When the tide of war turns and MacArthur makes good on his promise to return to the Philippines, Yamashita brings along the Laurel family and the members of the Laurel cabinet in the dangerous retreat to Baguio, and from there to Taiwan and Japan. After Japan’s surrender, Laurel signifies his intention to turn himself in to the American command in Tokyo, but an American team comes to arrest him just as he is about to leave for Tokyo.

This ends our series of flashbacks and brings us back to the cinematic present.


3.

While the trial proceeds, Laurel is embittered by the fact that President Manuel Roxas, whose life he saved several times during the Japanese occupation, has made no move to help him or the Laurel family in any way. After Laurel is released on bail, he finally gets an invitation to meet with Roxas in Malacañang. But even this turns out to be a humiliating experience. Because Roxas is afraid of what the Americans will say, Laurel is made to enter through the back door and go through the kitchen.

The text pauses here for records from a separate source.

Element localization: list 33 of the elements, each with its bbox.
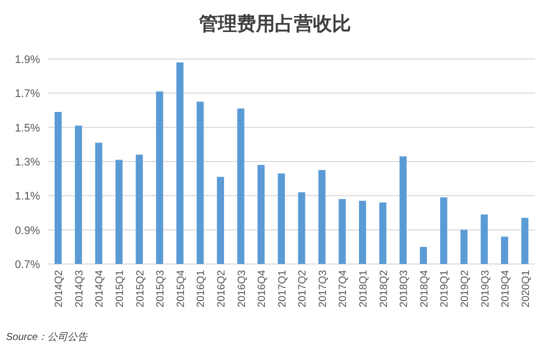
x-tick-label: 2015Q4 xyxy=(174,270,187,308)
x-tick-label: 2019Q2 xyxy=(458,270,471,308)
y-tick-label: 1.5% xyxy=(14,122,40,134)
y-tick-label: 1.9% xyxy=(14,54,40,66)
x-tick-label: 2017Q1 xyxy=(276,270,288,308)
source-note: Source：公司公告 xyxy=(6,331,89,343)
y-tick-label: 1.3% xyxy=(14,156,40,168)
x-tick-label: 2019Q3 xyxy=(479,270,492,308)
x-tick-label: 2018Q1 xyxy=(358,270,370,308)
y-tick-label: 1.7% xyxy=(14,88,40,100)
x-tick-label: 2015Q2 xyxy=(134,270,146,308)
x-tick-label: 2017Q3 xyxy=(316,270,329,308)
x-tick-label: 2016Q2 xyxy=(215,270,228,308)
chart-title: 管理费用占营收比 xyxy=(198,13,351,35)
x-tick-label: 2018Q4 xyxy=(418,270,430,308)
x-tick-label: 2016Q3 xyxy=(236,270,248,308)
y-tick-label: 0.9% xyxy=(14,224,40,237)
x-tick-label: 2014Q3 xyxy=(73,270,86,308)
x-tick-label: 2016Q1 xyxy=(195,270,208,308)
x-tick-label: 2019Q4 xyxy=(500,270,512,308)
y-tick-label: 0.7% xyxy=(14,259,40,271)
x-tick-label: 2018Q3 xyxy=(398,270,410,308)
x-tick-label: 2014Q2 xyxy=(53,270,66,308)
x-tick-label: 2017Q4 xyxy=(337,270,350,308)
x-tick-label: 2015Q1 xyxy=(114,270,126,308)
x-tick-label: 2018Q2 xyxy=(378,270,390,308)
x-tick-label: 2020Q1 xyxy=(520,270,532,308)
x-tick-label: 2014Q4 xyxy=(94,270,106,308)
x-tick-label: 2016Q4 xyxy=(256,270,268,308)
x-tick-label: 2019Q1 xyxy=(438,270,451,308)
x-tick-label: 2015Q3 xyxy=(154,270,167,308)
x-tick-label: 2017Q2 xyxy=(296,270,309,308)
y-tick-label: 1.1% xyxy=(14,190,40,203)
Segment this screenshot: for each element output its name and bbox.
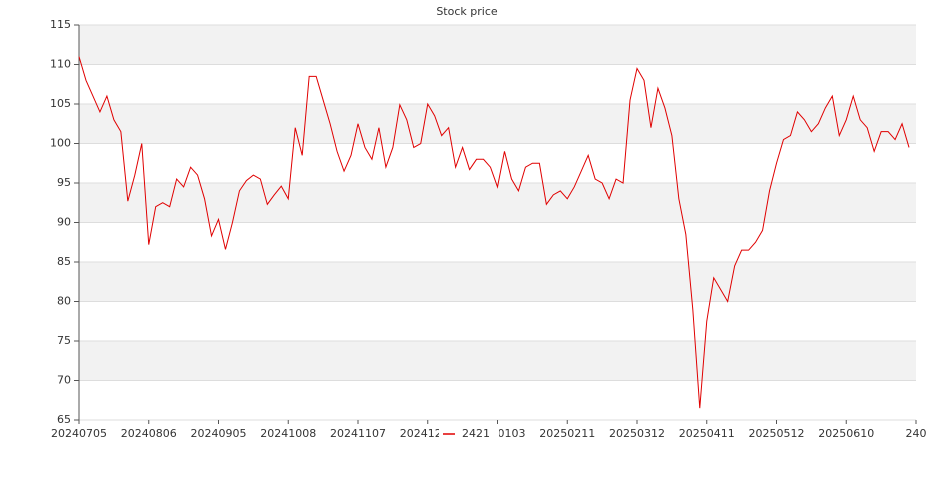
x-tick-label: 20250610: [818, 427, 874, 440]
legend-label: 2421: [462, 427, 490, 440]
x-tick-label: 20240806: [121, 427, 177, 440]
y-tick-label: 65: [57, 413, 71, 426]
grid-band: [79, 183, 916, 223]
y-tick-label: 80: [57, 295, 71, 308]
y-tick-label: 95: [57, 176, 71, 189]
x-tick-label: 20250211: [539, 427, 595, 440]
x-tick-label: 20240905: [191, 427, 247, 440]
y-tick-label: 115: [50, 18, 71, 31]
x-tick-label: 20250512: [749, 427, 805, 440]
legend-box: [439, 425, 499, 443]
x-tick-label: 20241107: [330, 427, 386, 440]
y-tick-label: 105: [50, 97, 71, 110]
price-line: [78, 56, 910, 409]
grid-band: [79, 104, 916, 144]
grid-band: [79, 341, 916, 381]
x-tick-label: 20240705: [51, 427, 107, 440]
y-tick-label: 70: [57, 374, 71, 387]
y-tick-label: 75: [57, 334, 71, 347]
grid-band: [79, 25, 916, 65]
y-tick-label: 90: [57, 216, 71, 229]
x-tick-label: 20241008: [260, 427, 316, 440]
chart-title: Stock price: [436, 5, 498, 18]
x-tick-label: 20250411: [679, 427, 735, 440]
x-tick-label: 20250312: [609, 427, 665, 440]
y-tick-label: 100: [50, 137, 71, 150]
grid-band: [79, 262, 916, 302]
y-tick-label: 85: [57, 255, 71, 268]
y-tick-label: 110: [50, 58, 71, 71]
x-tick-label: 240: [906, 427, 927, 440]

In the end, Roxas undercuts the Laurel trial by announcing a general amnesty for accused collaborationists. Laurel resents this move because it has deprived him of the chance to prove his innocence in court.

Though he has earlier indicated that he is through with electoral politics, Laurel is prevailed upon in 1949 to be the Nacionalista Party candidate for president. Running against the unpopular Elpidio Quirino, who succeeded to the presidency after Roxas died of a heart attack in Clark Field, Laurel seems like a sure winner--but he loses in an election marred by unprecedented fraud and terrorism. Laurel partisans in Batangas take up arms in protest, and Huk emissaries from Central Luzon propose a united front with Laurel in an uprising against Quirino. Though Laurel never concedes the election, he opts for peace, calming down his followers and rejecting Huk overtures.

Two years later, in 1951, Laurel runs again, this time for senator. One of his bodyguards and most ardent supporters is Little Joe, the hitman who once made an attempt on his life. Laurel chalks up the highest number of votes. The election results are seen as a sign of the people’s continuing confidence in Laurel and his vindication at the bar of public opinion.